The atmosphere was chaotic and desperate, filled with cries and mourning. She had never seen so much blood in her life, though the pain of death was not new to her. She shook her head resolutely, refusing to let memories of another day so like this sweep her away in its tide. She stared at the middle-aged man screaming in pain, holding on to his ripped arm, as another was brought in with an oozing eye. There was one whose scalp was ripped open. It was a gory sight.
Vidya was numb to all the pain that was all around her, oblivious to the surroundings. All she could think of was Keith. But was she really thinking? No, she was scared. Scared? Was that the right word? She felt the same helplessness wash over her once again; the feeling she had hated all her life. The one she thought she had escaped, the feeling that had kept her awake all those cold, dark nights.
“Lord! Why me? Why me again?” she kept murmuring, her eyes turning up as if expecting an answer from above, only to see the dull ceiling covered with cobwebs.
“Sister! Please...Please...Please,” she pleaded once again, trying to stop the nurse rushing into the Operation Theatre. Her voice choked and her words were barely audible over the groans and cries that filled the air.
“Sorry madam,” was all that the nurse could say as she hurried on holding bags of blood, pulling the door closed after her with a click that seemed final to Vidya.
She lifted her eyes once again to see the face of the paan-chewing, bald attendant dressed all in white.
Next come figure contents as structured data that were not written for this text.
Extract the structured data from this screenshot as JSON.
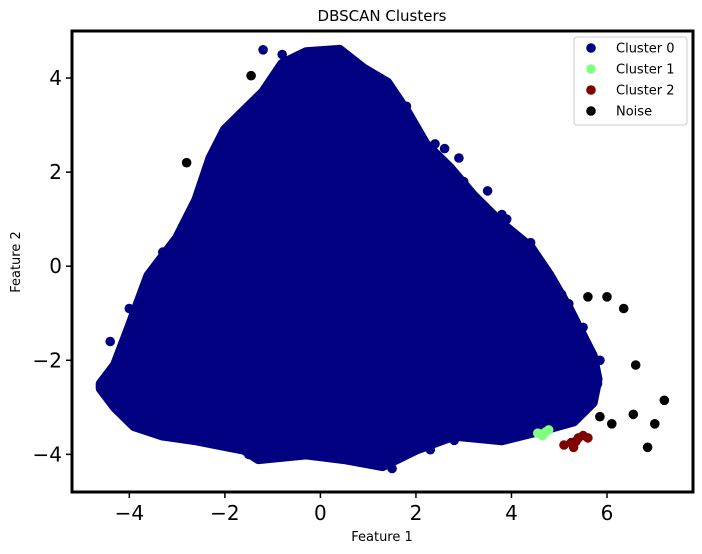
{
  "chart_data": {
    "type": "scatter",
    "title": "DBSCAN Clusters",
    "xlabel": "Feature 1",
    "ylabel": "Feature 2",
    "xlim": [
      -5.2,
      7.8
    ],
    "ylim": [
      -4.8,
      5.0
    ],
    "xticks": [
      -4,
      -2,
      0,
      2,
      4,
      6
    ],
    "yticks": [
      -4,
      -2,
      0,
      2,
      4
    ],
    "grid": false,
    "legend_position": "top-right",
    "series": [
      {
        "name": "Cluster 0",
        "color": "#000080",
        "shape": "triangular dense cloud",
        "outline": [
          [
            -4.6,
            -2.5
          ],
          [
            -4.3,
            -2.1
          ],
          [
            -4.0,
            -1.3
          ],
          [
            -3.6,
            -0.2
          ],
          [
            -3.0,
            0.6
          ],
          [
            -2.6,
            1.4
          ],
          [
            -2.3,
            2.3
          ],
          [
            -2.0,
            2.9
          ],
          [
            -1.6,
            3.3
          ],
          [
            -1.2,
            3.7
          ],
          [
            -0.8,
            4.3
          ],
          [
            -0.3,
            4.55
          ],
          [
            0.4,
            4.6
          ],
          [
            0.9,
            4.2
          ],
          [
            1.4,
            3.9
          ],
          [
            1.8,
            3.3
          ],
          [
            2.2,
            2.6
          ],
          [
            2.7,
            2.1
          ],
          [
            3.2,
            1.5
          ],
          [
            3.8,
            0.9
          ],
          [
            4.4,
            0.4
          ],
          [
            4.8,
            -0.2
          ],
          [
            5.2,
            -0.9
          ],
          [
            5.5,
            -1.5
          ],
          [
            5.7,
            -1.9
          ],
          [
            5.8,
            -2.4
          ],
          [
            5.7,
            -2.9
          ],
          [
            5.3,
            -3.3
          ],
          [
            4.6,
            -3.5
          ],
          [
            3.8,
            -3.7
          ],
          [
            2.8,
            -3.6
          ],
          [
            2.0,
            -3.9
          ],
          [
            1.3,
            -4.25
          ],
          [
            0.5,
            -4.1
          ],
          [
            -0.3,
            -4.0
          ],
          [
            -1.3,
            -4.1
          ],
          [
            -1.6,
            -3.9
          ],
          [
            -2.6,
            -3.7
          ],
          [
            -3.3,
            -3.6
          ],
          [
            -3.9,
            -3.4
          ],
          [
            -4.3,
            -3.0
          ],
          [
            -4.6,
            -2.6
          ]
        ],
        "points": [
          [
            -1.2,
            4.6
          ],
          [
            -0.8,
            4.5
          ],
          [
            0.0,
            4.3
          ],
          [
            0.4,
            4.6
          ],
          [
            -0.3,
            4.4
          ],
          [
            1.1,
            3.9
          ],
          [
            1.4,
            3.8
          ],
          [
            2.4,
            2.6
          ],
          [
            2.9,
            2.3
          ],
          [
            3.0,
            1.8
          ],
          [
            3.5,
            1.6
          ],
          [
            3.8,
            1.1
          ],
          [
            4.4,
            0.5
          ],
          [
            4.5,
            0.2
          ],
          [
            4.7,
            -0.1
          ],
          [
            5.2,
            -0.8
          ],
          [
            5.5,
            -1.3
          ],
          [
            5.7,
            -1.9
          ],
          [
            5.85,
            -2.0
          ],
          [
            5.8,
            -2.5
          ],
          [
            5.6,
            -2.8
          ],
          [
            5.3,
            -3.2
          ],
          [
            4.8,
            -3.4
          ],
          [
            4.2,
            -3.6
          ],
          [
            3.6,
            -3.5
          ],
          [
            2.8,
            -3.7
          ],
          [
            2.3,
            -3.9
          ],
          [
            1.6,
            -4.1
          ],
          [
            1.5,
            -4.3
          ],
          [
            1.2,
            -4.2
          ],
          [
            0.8,
            -4.05
          ],
          [
            0.2,
            -4.0
          ],
          [
            -0.6,
            -3.9
          ],
          [
            -1.3,
            -4.1
          ],
          [
            -1.5,
            -4.0
          ],
          [
            -2.4,
            -3.6
          ],
          [
            -3.4,
            -3.5
          ],
          [
            -4.0,
            -3.3
          ],
          [
            -4.3,
            -2.8
          ],
          [
            -4.5,
            -2.55
          ],
          [
            -4.4,
            -1.6
          ],
          [
            -4.0,
            -0.9
          ],
          [
            -3.7,
            -0.5
          ],
          [
            -3.3,
            0.3
          ],
          [
            -2.8,
            0.9
          ],
          [
            -2.6,
            1.3
          ],
          [
            -2.4,
            1.8
          ],
          [
            -2.2,
            2.5
          ],
          [
            -1.9,
            2.9
          ],
          [
            -1.4,
            3.4
          ],
          [
            -1.0,
            3.9
          ],
          [
            1.8,
            3.4
          ],
          [
            2.6,
            2.5
          ],
          [
            3.9,
            1.0
          ],
          [
            5.05,
            -0.6
          ],
          [
            4.9,
            -3.0
          ],
          [
            3.1,
            -3.3
          ],
          [
            -2.9,
            -3.4
          ],
          [
            -3.8,
            -2.2
          ],
          [
            -3.5,
            -1.0
          ]
        ]
      },
      {
        "name": "Cluster 1",
        "color": "#80ff80",
        "points": [
          [
            4.55,
            -3.55
          ],
          [
            4.65,
            -3.6
          ],
          [
            4.72,
            -3.52
          ],
          [
            4.78,
            -3.48
          ],
          [
            4.62,
            -3.57
          ]
        ]
      },
      {
        "name": "Cluster 2",
        "color": "#800000",
        "points": [
          [
            5.1,
            -3.8
          ],
          [
            5.25,
            -3.75
          ],
          [
            5.3,
            -3.85
          ],
          [
            5.4,
            -3.65
          ],
          [
            5.5,
            -3.6
          ],
          [
            5.6,
            -3.65
          ],
          [
            5.35,
            -3.72
          ]
        ]
      },
      {
        "name": "Noise",
        "color": "#000000",
        "points": [
          [
            -1.45,
            4.05
          ],
          [
            -2.8,
            2.2
          ],
          [
            5.6,
            -0.65
          ],
          [
            6.0,
            -0.65
          ],
          [
            6.35,
            -0.9
          ],
          [
            6.6,
            -2.1
          ],
          [
            5.85,
            -3.2
          ],
          [
            6.1,
            -3.35
          ],
          [
            6.55,
            -3.15
          ],
          [
            6.85,
            -3.85
          ],
          [
            7.0,
            -3.35
          ],
          [
            7.2,
            -2.85
          ]
        ]
      }
    ]
  }
}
His smile seemed to mock her misery. She felt like scraping those insolent eyes off his face. As though reading her thoughts, he gestured towards Keith and she turned once again to look at her son who lay in a corner on the floor. She was scared the rush of doctors and nurses would trample him underfoot.
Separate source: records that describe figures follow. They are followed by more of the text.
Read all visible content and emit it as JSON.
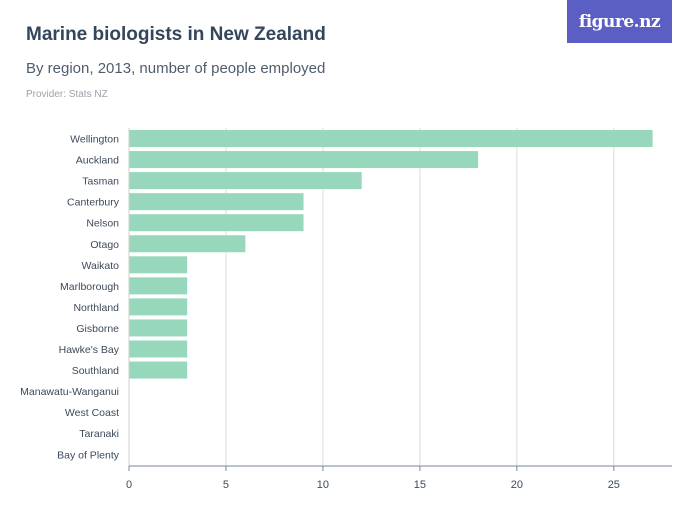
{
  "header": {
    "title": "Marine biologists in New Zealand",
    "subtitle": "By region, 2013, number of people employed",
    "provider": "Provider: Stats NZ"
  },
  "logo": {
    "text": "figure.nz",
    "background": "#5b5fc4"
  },
  "chart_data": {
    "type": "bar",
    "orientation": "horizontal",
    "title": "Marine biologists in New Zealand",
    "subtitle": "By region, 2013, number of people employed",
    "xlabel": "",
    "ylabel": "",
    "categories": [
      "Wellington",
      "Auckland",
      "Tasman",
      "Canterbury",
      "Nelson",
      "Otago",
      "Waikato",
      "Marlborough",
      "Northland",
      "Gisborne",
      "Hawke's Bay",
      "Southland",
      "Manawatu-Wanganui",
      "West Coast",
      "Taranaki",
      "Bay of Plenty"
    ],
    "values": [
      27,
      18,
      12,
      9,
      9,
      6,
      3,
      3,
      3,
      3,
      3,
      3,
      0,
      0,
      0,
      0
    ],
    "xlim": [
      0,
      28
    ],
    "xticks": [
      0,
      5,
      10,
      15,
      20,
      25
    ],
    "grid": true,
    "legend": "none",
    "bar_color": "#97d8bd"
  }
}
Vidya had to make a decision, and she had to make it now. She nodded to the attendant and his lips parted in a vile smile that showed stained and yellow teeth. She felt she’d puke as she walked towards the gruesome attendant. She wished in vain that time would stand still.
She froze as a sudden realization hit her - a realization that had come so late in life. Wails, louder than all the others, echoed in the crowded room and she was dimly surprised to notice they were her own. Her cries got louder, tearing through her soul and her very existence.